La cogí en brazos como pude, ignorando su bufido de desprecio imperial. Arthur me miraba como si acabara de cruzar ilegalmente una frontera a modo clandestina.
—¿Madame? ¿Quién es Madame? – gritó.
—Ella —jadeé, aun recuperando el aliento—. Lo siento, ¡de verdad! Se escapó por la ventana, cuando estaba en la ducha. No pensé que pudiera saltar tan alto, pero... aparentemente es un ninja.
Arthur no parecía muy impresionado. Tenía el hombro arañado y la camisa manchada de sangre como si hubiera salido de una pelea en una taberna en bario bajo.
El intercambio que siguió fue menos trágico de lo que pudo haber sido. Aunque por dentro, yo ardía de rabia y culpa. Sí, había traído a la gata sin avisar. Sí, sabía que Arthur era maniáticamente ordenado y no le gustaban animales. Pero Sebastián estaba en el hospital. ¿Qué se suponía que hiciera? ¿Dejar sola a una criatura que me miraba como si fuera su última esperanza en la Tierra?
Cuando me giré para volver a mi habitación con Madame en mis brazos como princesa rescatada, lo escuché protestar, exagerando el drama de sus “heridas de guerra”.
Respiré hondo. Volví sobre mis pasos. Porque podía estar molesta, pero tampoco era una salvaje. Y, aunque nunca lo admitiría, me preocupaba. Su tono tenía algo que no era solo rabia... era otra cosa.

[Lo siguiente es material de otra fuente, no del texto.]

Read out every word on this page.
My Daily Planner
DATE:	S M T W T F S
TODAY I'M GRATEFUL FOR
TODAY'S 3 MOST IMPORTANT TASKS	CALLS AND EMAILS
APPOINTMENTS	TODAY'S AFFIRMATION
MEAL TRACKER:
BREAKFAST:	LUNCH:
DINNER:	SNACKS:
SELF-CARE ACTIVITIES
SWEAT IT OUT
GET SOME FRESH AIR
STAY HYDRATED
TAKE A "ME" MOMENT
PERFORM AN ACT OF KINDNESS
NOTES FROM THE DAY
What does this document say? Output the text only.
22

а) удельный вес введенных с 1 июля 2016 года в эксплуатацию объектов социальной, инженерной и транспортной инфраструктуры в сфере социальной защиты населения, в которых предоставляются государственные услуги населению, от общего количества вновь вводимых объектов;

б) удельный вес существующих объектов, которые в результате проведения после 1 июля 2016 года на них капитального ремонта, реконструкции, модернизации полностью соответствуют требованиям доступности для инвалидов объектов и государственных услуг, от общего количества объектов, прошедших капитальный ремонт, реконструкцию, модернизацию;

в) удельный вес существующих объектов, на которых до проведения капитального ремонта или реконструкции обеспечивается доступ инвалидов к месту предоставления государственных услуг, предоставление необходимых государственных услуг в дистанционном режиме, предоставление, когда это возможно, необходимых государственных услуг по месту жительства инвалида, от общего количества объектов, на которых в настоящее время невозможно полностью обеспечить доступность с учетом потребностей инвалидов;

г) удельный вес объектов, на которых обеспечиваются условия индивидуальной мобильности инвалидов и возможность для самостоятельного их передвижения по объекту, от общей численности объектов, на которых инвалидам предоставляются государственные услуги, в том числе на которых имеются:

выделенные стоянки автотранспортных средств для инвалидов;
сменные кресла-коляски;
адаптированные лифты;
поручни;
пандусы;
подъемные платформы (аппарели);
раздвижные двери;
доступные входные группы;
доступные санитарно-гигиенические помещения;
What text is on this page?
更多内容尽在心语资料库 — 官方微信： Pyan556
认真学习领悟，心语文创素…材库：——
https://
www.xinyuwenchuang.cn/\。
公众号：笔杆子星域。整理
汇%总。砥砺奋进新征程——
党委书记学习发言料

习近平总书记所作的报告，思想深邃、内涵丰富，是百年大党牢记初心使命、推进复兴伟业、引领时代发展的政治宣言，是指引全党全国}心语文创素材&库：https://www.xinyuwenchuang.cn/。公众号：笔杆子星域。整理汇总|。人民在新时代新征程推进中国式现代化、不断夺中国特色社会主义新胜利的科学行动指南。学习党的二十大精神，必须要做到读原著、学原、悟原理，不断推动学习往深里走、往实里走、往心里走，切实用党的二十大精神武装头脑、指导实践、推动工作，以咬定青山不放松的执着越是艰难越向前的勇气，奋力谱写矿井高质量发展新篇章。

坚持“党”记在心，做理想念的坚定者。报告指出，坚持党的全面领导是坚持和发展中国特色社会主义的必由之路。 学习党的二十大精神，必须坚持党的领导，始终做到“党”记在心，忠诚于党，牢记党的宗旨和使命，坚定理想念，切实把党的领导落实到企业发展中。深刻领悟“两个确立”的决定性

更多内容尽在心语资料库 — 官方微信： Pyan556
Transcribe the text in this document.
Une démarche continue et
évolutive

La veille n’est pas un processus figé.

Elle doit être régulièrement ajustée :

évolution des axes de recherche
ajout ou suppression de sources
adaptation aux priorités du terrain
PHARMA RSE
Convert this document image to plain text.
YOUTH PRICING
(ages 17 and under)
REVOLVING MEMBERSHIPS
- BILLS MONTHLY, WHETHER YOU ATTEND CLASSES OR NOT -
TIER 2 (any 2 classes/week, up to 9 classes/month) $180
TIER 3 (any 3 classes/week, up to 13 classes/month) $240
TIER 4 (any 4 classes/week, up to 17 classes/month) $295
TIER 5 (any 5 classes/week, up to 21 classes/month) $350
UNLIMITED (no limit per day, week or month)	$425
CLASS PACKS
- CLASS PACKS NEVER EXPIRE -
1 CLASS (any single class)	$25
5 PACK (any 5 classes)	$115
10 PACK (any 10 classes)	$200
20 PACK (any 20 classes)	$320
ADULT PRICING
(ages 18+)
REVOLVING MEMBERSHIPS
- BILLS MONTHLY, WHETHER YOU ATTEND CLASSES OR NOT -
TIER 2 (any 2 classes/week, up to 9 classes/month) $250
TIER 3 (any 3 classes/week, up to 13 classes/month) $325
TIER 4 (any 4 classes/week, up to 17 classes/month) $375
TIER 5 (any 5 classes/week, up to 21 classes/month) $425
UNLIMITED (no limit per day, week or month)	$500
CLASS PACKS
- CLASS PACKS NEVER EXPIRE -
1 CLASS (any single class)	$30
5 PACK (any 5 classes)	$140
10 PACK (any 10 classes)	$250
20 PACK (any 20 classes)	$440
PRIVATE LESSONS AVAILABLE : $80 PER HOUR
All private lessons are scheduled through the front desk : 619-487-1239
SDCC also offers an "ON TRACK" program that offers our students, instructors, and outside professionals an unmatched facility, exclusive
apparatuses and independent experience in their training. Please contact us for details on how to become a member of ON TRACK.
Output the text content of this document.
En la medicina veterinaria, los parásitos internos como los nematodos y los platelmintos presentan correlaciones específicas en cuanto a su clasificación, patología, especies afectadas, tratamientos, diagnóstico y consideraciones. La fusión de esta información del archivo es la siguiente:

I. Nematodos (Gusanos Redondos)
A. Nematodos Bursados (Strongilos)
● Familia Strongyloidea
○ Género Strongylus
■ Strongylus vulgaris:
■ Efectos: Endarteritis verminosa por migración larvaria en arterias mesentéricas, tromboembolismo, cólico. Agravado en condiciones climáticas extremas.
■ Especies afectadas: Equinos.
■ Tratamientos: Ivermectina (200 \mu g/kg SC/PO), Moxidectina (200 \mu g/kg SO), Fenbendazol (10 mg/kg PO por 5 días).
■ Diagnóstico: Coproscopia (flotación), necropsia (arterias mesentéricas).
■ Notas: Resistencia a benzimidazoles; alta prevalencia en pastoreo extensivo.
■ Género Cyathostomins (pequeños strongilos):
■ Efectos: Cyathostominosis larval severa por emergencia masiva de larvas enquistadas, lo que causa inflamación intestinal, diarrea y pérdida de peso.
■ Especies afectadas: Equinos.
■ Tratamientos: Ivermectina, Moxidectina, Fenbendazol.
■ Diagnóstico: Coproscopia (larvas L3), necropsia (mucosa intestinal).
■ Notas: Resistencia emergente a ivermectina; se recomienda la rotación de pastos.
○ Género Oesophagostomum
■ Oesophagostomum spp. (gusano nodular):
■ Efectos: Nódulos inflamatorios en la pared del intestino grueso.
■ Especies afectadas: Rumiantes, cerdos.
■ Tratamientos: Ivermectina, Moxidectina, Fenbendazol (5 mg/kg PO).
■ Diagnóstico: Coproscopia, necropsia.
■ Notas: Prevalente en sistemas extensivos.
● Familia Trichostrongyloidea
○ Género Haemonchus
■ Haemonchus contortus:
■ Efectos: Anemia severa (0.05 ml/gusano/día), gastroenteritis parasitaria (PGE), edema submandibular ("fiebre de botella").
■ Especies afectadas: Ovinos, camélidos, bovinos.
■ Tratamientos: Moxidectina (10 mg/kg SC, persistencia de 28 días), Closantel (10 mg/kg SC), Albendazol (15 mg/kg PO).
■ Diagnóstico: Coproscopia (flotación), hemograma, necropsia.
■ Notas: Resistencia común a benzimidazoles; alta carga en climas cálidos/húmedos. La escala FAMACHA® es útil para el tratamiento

—Espera. Voy a buscar algo para curarte.
Me respondió algo negativo, pero tampoco me detuvo.
Y mientras subía a mi habitación, pensé en lo ridículo que era todo.
Ridículo que yo, Sandra Ruiz, estuviera viviendo en una mansión como esposa contratada de un hombre que me desesperaba y me intrigaba a partes iguales. Y más ridículo aún que me importara si ese hombro sangrante le dolía demasiado, por eso cogí mis pastillas para el dolor, que me recetó mi ginecólogo para aliviar las molestias menstruales.
Cuando volví, Arthur ya no estaba enfadado, sino con esa expresión de “he visto cosas” que uno espera de veteranos de guerra, no de hombres atacados por gatos con aires de grandeza.
Llevaba una bata ligera, la primera que encontré, sin pensar en lo que provocaría. No era el momento para vanidades. Puse la caja de primeros auxilios en la mesa.
—Siéntate —le ordené, más por costumbre que por autoridad real. Tenía esa mirada de niño grande que hace caso solo cuando se siente derrotado.
Abrí la caja con experiencia de una enfermera. Alcohol, gasas, antiséptico. Lo había hecho mil veces. Por mí, por mis hermanos. En la infancia tuviéramos heridas peores. Esta, al menos, no era muy profunda, aunque sangraba bastante.
Se desabotonó la camisa con torpeza. Me concentré en la herida, pero no podía ignorar el calor de su piel bajo mis dedos. No estaba acostumbrada a tocarlo. No así. Él tampoco, lo noté. Estaba tenso. O nervioso. O ambas.
—¿Duele?
—Un poco.
—Toma esto —dije, sacando el frasco blanco del bolcillo de la bata. Era un analgésico y relajante muscular. Perfectamente legal. Inofensivo y muy eficaz.
—¿Me estás medicando con… drogas misteriosas?
—Relájate, Sherlock. Es para el dolor. Y para que dejes de quejarte como un actor de telenovela.
Se la tomó sin más, como si confiar en mí ya no le costara tanto.
Grave error.
A los cinco minutos, algo cambió en su mirada.
—¿Estás bien? —pregunté, pero ya sabía la respuesta.
—Tú… tú pareces diferente.
—¿Diferente cómo?
Me miró como si yo fuera la respuesta a todas sus preguntas existenciales.
—Como… una diosa… Lorena.
Me congelé.
El nombre se clavó en el aire como un cuchillo frío.
—¿Qué dijiste?
Pero Arthur no parecía consciente de mi pregunta. Me tomó de la mano con una dulzura que jamás le había visto. Sus dedos temblaban. O los míos.
—No te vayas —susurró, besando mi mano—. Podemos intentarlo. Esta vez de verdad. Esta vez sin miedo… solo tú y yo...
—Arthur… ¿qué haces? – intenté sacar mi mano.